第54章 original~反実仮想篇~
「なにそれ?」
雨が机にそれを置く。
先に反応したのは喜助さんで、私もそれは見覚えのあるものだ。
以前、雨が見せてくれた写真。喜助さんが尸魂界から離れる際に唯一持ち出したもの。
「そうそう、こんなのも残せちゃうんだからね。」
桜の木の下で微笑む写真の中の二人は誰が見ても幸せそのものだ。
「お花見の時の写真。」
「えぇ。これは、アタシが隊長になり、初めて花見をした時のっスね。十二番隊の隊舎内で宴会したんっスよ。」
「そうなんだぁ。」
どれだけ頭を働かせても思い出せないのが悔しくて悔しいて、うんうん唸っていた。
「はぁぁ、こんなことになるなら、写真処分しなきゃよかったな。」
「霊法旧一〇四条が適用されていましたからね。身辺整理ができてしまって当然です。」
霊法旧一〇四条というのは、所謂"生まれ変わり"に関する法である。通常、転生許可が下るには最低六十年という歳月がかかり、その後具体的な段取りを決めていくことになる。

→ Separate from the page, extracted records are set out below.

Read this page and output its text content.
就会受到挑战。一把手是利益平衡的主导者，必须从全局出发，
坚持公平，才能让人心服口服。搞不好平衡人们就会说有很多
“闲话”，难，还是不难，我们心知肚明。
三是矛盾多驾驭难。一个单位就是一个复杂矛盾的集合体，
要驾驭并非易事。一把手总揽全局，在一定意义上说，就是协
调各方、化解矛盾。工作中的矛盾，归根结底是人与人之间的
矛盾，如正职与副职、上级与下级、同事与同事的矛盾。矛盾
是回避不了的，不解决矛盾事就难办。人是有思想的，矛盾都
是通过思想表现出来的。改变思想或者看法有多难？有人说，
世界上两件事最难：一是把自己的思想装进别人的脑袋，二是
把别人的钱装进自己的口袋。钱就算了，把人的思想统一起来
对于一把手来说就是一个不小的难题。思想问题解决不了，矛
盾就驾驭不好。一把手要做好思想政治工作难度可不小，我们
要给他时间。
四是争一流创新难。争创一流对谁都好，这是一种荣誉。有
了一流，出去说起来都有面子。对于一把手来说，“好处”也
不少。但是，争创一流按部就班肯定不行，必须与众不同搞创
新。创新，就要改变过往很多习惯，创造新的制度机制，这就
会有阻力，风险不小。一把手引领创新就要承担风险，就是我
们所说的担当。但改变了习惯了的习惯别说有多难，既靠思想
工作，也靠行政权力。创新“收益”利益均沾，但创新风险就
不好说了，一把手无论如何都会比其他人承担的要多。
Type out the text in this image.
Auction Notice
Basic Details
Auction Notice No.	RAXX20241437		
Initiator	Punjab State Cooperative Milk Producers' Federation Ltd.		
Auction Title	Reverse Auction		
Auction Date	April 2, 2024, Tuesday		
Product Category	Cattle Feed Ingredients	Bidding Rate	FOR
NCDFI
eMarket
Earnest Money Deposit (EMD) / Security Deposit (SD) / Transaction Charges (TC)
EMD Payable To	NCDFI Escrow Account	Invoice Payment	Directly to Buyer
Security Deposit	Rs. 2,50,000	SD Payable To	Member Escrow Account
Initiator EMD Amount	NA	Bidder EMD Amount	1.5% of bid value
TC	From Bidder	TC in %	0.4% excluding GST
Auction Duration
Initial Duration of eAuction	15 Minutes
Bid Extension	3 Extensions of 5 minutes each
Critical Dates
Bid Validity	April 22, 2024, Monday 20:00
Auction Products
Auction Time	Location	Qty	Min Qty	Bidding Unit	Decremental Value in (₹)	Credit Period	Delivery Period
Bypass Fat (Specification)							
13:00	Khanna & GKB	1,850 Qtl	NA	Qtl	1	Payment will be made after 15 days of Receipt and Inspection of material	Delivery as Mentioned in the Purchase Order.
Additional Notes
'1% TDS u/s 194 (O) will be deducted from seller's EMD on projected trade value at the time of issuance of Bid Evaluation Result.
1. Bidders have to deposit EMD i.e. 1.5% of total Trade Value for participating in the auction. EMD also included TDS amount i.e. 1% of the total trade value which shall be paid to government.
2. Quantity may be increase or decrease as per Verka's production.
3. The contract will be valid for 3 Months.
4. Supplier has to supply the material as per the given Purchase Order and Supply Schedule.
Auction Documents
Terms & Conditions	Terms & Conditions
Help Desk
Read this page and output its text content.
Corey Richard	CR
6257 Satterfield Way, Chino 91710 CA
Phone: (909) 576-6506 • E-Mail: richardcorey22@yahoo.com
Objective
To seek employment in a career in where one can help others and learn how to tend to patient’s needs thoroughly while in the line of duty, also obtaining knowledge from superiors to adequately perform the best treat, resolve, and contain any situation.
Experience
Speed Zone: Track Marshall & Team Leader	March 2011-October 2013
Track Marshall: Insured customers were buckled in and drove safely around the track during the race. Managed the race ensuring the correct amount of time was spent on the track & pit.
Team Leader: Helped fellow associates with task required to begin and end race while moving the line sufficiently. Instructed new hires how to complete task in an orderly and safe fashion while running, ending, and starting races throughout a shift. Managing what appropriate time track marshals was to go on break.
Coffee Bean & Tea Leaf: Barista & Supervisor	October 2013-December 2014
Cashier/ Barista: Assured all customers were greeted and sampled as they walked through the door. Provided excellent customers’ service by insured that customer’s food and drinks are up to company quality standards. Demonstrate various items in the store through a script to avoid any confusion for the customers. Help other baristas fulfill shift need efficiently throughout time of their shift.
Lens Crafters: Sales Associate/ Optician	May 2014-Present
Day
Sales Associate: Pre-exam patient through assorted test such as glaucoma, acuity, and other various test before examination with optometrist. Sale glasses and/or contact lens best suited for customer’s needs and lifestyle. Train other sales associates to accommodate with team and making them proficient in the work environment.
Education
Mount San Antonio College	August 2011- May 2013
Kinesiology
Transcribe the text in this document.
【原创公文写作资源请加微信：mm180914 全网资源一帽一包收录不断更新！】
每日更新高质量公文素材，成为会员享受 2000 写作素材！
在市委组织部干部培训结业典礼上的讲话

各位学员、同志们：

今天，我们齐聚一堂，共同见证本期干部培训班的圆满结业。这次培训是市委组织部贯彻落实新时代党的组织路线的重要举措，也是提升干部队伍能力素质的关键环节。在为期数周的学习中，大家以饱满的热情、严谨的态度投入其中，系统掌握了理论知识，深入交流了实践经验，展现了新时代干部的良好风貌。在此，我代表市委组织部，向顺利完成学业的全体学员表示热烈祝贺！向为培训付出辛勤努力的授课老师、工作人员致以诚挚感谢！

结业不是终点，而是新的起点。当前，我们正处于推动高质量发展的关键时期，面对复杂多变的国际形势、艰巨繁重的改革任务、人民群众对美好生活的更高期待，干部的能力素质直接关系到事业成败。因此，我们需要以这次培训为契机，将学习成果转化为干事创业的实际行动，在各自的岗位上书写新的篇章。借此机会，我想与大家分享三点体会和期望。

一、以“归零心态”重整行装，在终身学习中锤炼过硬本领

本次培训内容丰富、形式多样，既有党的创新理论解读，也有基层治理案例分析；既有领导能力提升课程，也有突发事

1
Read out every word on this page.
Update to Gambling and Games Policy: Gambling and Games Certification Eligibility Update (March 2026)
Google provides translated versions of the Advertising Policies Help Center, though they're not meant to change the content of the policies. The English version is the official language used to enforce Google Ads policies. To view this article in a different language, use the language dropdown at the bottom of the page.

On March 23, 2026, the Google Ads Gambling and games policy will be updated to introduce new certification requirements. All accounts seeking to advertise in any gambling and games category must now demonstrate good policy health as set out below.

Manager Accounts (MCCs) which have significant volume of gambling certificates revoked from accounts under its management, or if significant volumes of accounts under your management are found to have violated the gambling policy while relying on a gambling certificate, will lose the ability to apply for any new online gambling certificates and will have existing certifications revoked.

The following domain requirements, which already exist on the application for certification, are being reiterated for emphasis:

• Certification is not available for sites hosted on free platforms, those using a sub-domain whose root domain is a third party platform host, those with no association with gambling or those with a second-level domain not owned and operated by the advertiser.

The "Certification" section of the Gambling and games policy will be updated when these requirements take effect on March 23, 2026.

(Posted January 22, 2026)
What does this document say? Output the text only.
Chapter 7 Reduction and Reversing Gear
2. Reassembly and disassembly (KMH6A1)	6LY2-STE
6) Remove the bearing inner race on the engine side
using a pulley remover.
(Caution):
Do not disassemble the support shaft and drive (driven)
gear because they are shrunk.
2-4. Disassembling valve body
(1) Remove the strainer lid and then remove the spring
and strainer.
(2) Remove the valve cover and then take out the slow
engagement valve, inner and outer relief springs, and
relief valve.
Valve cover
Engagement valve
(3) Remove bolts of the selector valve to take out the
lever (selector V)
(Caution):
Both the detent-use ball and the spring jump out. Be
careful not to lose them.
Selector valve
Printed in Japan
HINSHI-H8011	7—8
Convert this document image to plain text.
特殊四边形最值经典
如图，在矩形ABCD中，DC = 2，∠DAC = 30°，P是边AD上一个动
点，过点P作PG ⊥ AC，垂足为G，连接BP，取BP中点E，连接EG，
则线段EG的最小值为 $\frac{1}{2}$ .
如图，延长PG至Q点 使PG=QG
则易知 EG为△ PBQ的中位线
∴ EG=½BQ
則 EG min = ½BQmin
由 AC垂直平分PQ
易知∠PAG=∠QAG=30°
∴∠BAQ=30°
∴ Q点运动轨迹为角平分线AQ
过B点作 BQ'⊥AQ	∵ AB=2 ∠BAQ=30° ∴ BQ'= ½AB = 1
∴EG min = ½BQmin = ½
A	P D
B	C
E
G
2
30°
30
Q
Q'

しかし、現世と尸魂界の魂魄の質量の均衡が乱れた際、中央四十六室と護廷隊総隊長及び王族特務零番隊の合意の下で行われる緊急措置があった。それが霊法一〇四条。転生許可申請中の者のうち、霊法一〇四条の適用を希望する者は、諸々の行程を省略し、転生させることができた。しかし、白羽の矢が立てば拒否できるものではなく、たった5日後に、たとえ拒絶しても強制的に魂を昇華されるのだ。
告知から昇華までに時間が僅かなため、保障として適用希望者は生活の保障がされた。治安の悪い地域出身でも、十地区以内に住居を貸し与えられ、十分生活できる額を給付される。その制度の存在を知る機会がないような地域が大多数だが、それでも一時の富のため、ここで出来た家族のため、制度を利用する者もいた。
数十年前までは現世において世界レベルの戦争、飢饉、感染症などから死亡者が多かった。均衡が崩れる前にと、先手を取って措置が取られることもあったが、ここ数十年、厳密に言えば第二次世界大戦後からは比較的均衡が保てていることから、霊法は撤廃された。
そして、"私"が現世に送り込まれた時の状況から、その制度を利用したことは予測できる。